Dziennik poinformował, że miesiąc temu firma kontaktowała się z firmami headhunterskimi miały miejsce około miesiąca temu. Źródła zaznajomione ze sprawą twierdziły, że celem rozmów było znalezienie nowego prezesa firmy, w związku z rosnącym niepokojem inwestorów dotyczącym zaangażowania Muska w administrację Donalda Trumpa i spadającą sprzedażą pojazdów Tesli.
„Ufamy Elonowi Muskowi”
Denholm zdementowała te informacje w serwisie X, nazywając je „absolutnie fałszywymi”. Dodała, że rada w pełni ufa Muskowi i jego zdolności do realizowania ambitnej strategii rozwoju firmy.

Sam Musk również odniósł się do publikacji, określając ją jako „celowo fałszywy artykuł”.

W ostatnim czasie Musk deklarował, że ograniczy swoją aktywność w rządzie Trumpa i skupi się bardziej na prowadzeniu Tesli. W administracji pełni on funkcję przewodniczącego Departamentu Efektywności Rządowej (DOGE), który koncentruje się na redukcji zatrudnienia w sektorze federalnym. Jego działalność polityczna, szczególnie sympatia do skrajnej prawicy w Europie, wywołała falę protestów oraz akty wandalizmu wobec infrastruktury Tesli w USA i Europie. „Wall Street Journal” podał również, że zarząd wezwał Muska do publicznego zobowiązania się do większego zaangażowania w firmę. Nie było jednak jasne, czy Musk – będący także członkiem zarządu – wiedział o rozmowach dotyczących potencjalnej sukcesji.

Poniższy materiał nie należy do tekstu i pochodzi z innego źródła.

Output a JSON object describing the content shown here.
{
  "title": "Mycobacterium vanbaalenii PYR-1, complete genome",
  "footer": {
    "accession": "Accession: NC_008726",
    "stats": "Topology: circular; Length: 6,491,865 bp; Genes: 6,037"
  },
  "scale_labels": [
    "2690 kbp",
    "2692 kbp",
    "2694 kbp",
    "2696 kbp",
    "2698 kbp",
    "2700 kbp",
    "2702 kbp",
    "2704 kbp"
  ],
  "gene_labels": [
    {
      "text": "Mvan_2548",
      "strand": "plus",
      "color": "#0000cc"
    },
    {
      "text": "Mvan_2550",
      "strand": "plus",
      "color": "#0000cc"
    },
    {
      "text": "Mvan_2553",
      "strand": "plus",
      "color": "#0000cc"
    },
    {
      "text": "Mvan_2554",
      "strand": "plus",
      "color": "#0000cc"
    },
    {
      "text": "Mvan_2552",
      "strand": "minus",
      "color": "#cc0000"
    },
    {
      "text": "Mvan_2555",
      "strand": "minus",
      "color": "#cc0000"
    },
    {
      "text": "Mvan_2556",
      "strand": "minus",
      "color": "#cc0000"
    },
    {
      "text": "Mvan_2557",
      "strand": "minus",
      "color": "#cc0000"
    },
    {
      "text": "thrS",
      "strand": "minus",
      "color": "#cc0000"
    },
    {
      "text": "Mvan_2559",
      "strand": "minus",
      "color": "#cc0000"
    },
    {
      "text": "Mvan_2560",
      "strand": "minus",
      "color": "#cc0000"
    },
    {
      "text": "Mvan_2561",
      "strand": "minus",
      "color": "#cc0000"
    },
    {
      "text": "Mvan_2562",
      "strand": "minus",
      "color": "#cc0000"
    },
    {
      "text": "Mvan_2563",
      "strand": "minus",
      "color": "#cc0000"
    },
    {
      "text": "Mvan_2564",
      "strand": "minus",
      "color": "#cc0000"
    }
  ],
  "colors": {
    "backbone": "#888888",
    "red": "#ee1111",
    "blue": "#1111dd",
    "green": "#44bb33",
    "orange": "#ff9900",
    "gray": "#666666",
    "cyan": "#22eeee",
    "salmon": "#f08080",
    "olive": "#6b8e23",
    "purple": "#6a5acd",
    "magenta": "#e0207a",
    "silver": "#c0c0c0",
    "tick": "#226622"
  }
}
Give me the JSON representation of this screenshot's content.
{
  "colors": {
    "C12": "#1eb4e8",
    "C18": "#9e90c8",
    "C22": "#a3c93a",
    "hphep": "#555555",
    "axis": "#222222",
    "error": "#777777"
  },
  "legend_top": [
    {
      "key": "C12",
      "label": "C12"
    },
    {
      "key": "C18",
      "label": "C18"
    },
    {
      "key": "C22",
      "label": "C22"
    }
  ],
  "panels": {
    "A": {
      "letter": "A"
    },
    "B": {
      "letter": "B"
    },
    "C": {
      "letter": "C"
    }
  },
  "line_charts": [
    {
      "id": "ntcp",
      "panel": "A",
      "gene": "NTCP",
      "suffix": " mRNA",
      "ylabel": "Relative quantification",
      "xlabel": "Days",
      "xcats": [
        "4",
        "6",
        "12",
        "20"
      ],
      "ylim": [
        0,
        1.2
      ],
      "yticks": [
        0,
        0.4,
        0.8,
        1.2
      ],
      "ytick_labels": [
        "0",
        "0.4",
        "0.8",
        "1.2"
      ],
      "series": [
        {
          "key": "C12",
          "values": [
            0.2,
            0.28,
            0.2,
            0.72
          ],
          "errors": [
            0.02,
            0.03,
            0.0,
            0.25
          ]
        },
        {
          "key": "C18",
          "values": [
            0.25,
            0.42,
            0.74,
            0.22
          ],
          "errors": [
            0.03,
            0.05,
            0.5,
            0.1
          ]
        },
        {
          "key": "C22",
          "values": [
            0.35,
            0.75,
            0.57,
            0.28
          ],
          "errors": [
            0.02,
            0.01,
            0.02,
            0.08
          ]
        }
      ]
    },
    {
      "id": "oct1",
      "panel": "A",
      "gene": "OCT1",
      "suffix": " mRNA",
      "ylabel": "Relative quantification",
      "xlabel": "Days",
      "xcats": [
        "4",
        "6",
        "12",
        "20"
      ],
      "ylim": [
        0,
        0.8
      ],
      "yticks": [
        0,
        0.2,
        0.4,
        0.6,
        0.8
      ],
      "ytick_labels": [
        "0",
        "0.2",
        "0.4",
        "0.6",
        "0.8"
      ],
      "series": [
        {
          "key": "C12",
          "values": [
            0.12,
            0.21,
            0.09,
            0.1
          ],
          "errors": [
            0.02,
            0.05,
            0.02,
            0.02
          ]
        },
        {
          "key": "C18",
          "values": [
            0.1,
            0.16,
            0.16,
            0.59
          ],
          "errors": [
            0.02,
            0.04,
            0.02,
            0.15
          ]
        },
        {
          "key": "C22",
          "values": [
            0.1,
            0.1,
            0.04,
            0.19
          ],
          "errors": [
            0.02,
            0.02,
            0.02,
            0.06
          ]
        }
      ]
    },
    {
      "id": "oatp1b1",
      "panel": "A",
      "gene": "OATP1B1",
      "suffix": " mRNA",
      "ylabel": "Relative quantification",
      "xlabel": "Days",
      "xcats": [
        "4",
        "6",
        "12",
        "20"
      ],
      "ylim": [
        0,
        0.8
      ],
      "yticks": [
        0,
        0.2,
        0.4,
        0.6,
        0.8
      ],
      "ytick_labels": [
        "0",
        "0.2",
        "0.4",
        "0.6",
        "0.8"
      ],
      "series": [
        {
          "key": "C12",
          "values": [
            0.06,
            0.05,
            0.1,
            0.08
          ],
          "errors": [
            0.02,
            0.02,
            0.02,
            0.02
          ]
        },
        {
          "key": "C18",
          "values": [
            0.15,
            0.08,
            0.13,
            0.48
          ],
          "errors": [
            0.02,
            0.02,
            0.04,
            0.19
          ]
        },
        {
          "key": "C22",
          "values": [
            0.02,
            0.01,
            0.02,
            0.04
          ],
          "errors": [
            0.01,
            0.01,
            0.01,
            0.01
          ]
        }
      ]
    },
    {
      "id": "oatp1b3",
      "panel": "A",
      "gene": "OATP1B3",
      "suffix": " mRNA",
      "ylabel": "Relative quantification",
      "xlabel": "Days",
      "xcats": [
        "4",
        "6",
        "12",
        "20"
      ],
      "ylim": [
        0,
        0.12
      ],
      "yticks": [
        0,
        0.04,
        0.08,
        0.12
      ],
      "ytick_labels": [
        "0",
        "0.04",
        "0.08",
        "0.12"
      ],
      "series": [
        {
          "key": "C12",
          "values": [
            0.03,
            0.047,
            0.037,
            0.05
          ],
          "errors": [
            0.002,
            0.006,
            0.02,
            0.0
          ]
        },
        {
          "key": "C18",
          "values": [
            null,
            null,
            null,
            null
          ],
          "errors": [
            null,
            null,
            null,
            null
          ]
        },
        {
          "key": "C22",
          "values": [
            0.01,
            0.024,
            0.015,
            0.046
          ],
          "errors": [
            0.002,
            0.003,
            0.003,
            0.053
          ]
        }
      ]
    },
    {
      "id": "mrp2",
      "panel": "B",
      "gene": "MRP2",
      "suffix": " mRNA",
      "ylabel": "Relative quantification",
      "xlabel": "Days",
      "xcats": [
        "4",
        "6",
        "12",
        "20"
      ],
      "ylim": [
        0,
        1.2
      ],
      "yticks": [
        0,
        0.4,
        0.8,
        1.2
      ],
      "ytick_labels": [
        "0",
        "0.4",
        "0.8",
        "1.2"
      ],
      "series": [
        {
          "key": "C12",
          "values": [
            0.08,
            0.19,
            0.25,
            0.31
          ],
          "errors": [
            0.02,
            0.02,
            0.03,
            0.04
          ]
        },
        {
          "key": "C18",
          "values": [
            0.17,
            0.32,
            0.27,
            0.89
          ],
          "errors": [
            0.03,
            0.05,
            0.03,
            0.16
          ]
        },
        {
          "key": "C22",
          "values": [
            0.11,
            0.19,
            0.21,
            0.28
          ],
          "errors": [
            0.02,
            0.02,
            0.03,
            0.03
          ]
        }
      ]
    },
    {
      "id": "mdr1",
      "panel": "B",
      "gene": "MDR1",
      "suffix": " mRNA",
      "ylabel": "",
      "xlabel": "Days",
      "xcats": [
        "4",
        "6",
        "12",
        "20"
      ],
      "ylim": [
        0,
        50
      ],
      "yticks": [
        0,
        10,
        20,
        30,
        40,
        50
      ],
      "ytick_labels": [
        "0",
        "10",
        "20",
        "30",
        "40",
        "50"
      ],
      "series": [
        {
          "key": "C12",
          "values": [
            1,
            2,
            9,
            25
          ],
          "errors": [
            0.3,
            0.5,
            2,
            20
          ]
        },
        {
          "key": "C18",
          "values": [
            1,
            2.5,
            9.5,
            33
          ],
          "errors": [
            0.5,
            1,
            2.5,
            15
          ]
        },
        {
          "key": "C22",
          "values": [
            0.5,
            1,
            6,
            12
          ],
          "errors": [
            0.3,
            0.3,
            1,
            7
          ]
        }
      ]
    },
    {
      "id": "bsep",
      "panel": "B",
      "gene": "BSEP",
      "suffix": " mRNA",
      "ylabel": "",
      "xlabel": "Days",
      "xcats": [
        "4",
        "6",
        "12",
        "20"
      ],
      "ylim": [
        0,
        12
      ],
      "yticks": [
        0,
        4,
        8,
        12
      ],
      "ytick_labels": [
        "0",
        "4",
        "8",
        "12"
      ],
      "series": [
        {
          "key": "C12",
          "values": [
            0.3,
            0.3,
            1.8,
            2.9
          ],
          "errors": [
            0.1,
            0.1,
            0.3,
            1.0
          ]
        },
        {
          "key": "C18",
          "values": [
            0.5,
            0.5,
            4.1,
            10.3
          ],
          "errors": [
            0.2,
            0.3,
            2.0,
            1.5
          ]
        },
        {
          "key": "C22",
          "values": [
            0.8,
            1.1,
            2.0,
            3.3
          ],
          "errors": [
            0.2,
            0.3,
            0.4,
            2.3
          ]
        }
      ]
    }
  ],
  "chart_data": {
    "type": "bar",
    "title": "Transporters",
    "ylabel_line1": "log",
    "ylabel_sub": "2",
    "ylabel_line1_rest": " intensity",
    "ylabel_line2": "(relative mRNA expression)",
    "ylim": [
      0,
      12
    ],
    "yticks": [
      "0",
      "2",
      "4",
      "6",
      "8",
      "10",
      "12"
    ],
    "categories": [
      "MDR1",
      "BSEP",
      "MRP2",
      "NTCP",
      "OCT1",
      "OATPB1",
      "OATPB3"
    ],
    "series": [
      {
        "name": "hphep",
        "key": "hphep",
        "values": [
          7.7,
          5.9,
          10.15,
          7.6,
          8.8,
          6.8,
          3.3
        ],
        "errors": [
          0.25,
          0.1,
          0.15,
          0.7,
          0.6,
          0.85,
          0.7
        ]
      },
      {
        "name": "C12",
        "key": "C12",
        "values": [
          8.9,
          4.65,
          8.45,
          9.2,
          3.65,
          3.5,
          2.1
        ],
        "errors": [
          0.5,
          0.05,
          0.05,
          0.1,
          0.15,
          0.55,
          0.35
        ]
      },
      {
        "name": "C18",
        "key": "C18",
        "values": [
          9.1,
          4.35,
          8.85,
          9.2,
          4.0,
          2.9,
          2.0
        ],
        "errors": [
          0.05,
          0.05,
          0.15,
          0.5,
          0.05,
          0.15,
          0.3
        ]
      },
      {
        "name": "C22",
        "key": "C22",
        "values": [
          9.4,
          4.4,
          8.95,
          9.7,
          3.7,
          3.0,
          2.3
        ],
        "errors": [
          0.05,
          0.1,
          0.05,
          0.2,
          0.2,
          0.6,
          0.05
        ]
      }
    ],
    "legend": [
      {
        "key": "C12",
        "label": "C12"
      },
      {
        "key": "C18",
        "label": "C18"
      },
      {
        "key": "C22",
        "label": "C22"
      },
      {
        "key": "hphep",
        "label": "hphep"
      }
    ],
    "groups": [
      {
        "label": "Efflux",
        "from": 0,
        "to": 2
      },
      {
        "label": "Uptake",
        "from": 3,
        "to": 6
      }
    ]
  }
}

Tesla stoi obecnie przed wielkimi wyzwaniami. W obliczu rosnącej konkurencji Musk zrezygnował z planów budowy taniego samochodu elektrycznego, koncentrując się zamiast tego na robotach humanoidalnych i autonomicznych taksówkach, redefiniując Teslę jako firmę AI i robotyki, a nie tradycyjnego producenta samochodów. Wartość firmy w dużej mierze opiera się na tej wizji, którą – zdaniem niektórych inwestorów – administracja Trumpa może wspierać. Niedawne złagodzenie federalnych przepisów dotyczących testowania autonomicznych pojazdów już przyczyniło się do wzrostu kursu akcji Tesli.
Tesla na zakręcie
Tymczasem niektórzy członkowie zarządu, w tym współzałożyciel firmy JB Straubel, prowadzą rozmowy z dużymi inwestorami, by zapewnić ich o stabilności kierownictwa. Aktywiści inwestorscy od dawna zarzucają radzie brak niezależności i niezdolność do kontrolowania Muska. Denholm, nominowana do rady przez samego Muska i znana z obrony jego kontrowersyjnego pakietu wynagrodzenia, również była krytykowana za własne dochody oraz rzekomy konflikt interesów. Ona sama odrzuca zarzuty, a jej rzecznik zapewnia, że jej wynagrodzenie jest adekwatne.
W marcu Denholm sprzedała akcje Tesli o wartości blisko 34 milionów dolarów – wynika z dokumentów złożonych w amerykańskiej komisji papierów wartościowych. Według WSJ zarząd Tesli, w skład którego wchodzą m.in. brat Elona Muska – Kimbal – oraz James Murdoch, syn Ruperta Murdocha, planuje powołać nowego, niezależnego członka.